Entropy generation minimization of thermoelectric systems applied for electronic cooling: Parametric investigations and operation optimization

Abstract Two categories of thermoelectric systems, i.e. thermoelectric active cooling (TAC) and thermoelectric self-cooling (TSC), were broadly applied for electronic cooling. Energy efficiency maximization and entropy generation minimization will be simultaneously achieved for both thermoelectric systems. Thermodynamic models of TAC and TSC systems are established to clarify the effects of main influencing parameters (i.e., applied current, thermal conductance in hot and cold ends) on the energy and entropy performances. Subsequently, under the situation of electronic cooling with constant material properties, a comprehensive performance comparison between TAC and TSC has been conducted, including decision targets, irreversible characteristics and environmental impacts.
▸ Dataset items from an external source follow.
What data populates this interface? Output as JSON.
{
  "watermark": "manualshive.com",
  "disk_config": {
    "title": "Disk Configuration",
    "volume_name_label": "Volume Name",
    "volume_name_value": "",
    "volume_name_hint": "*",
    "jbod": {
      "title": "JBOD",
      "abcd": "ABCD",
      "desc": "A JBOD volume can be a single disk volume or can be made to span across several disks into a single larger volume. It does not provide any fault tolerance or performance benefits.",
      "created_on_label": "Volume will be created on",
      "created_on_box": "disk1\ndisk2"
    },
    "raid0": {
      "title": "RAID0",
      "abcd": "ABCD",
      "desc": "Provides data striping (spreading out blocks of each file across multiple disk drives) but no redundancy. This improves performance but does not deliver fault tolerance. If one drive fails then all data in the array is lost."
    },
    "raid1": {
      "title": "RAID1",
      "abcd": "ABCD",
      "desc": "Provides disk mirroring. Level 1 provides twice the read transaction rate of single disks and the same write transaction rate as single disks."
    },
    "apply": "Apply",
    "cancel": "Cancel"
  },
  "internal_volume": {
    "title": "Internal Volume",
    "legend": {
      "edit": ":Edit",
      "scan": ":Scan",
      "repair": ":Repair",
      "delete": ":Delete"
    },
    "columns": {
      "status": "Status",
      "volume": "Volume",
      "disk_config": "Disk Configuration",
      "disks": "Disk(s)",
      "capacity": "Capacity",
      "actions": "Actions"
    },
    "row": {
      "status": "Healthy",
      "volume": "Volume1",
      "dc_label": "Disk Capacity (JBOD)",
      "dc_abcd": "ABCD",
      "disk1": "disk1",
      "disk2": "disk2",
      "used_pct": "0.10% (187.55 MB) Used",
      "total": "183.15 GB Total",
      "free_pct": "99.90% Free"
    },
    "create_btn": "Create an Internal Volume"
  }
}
Furthermore, in order to improve the heat dissipation potential, the effects of material properties on the system performance are also sensitively identified for both TAC and TSC systems. For both systems, internal irreversibility is more pronounced than external one. Numerical results demonstrated that system efficiency of TAC could be higher than that of TSC; the operating mode for TAC could be completely switched to that for TSC when the input power was turned into zero. Present investigation could give suitable guidelines for thermoelectric systems applied for electronic cooling.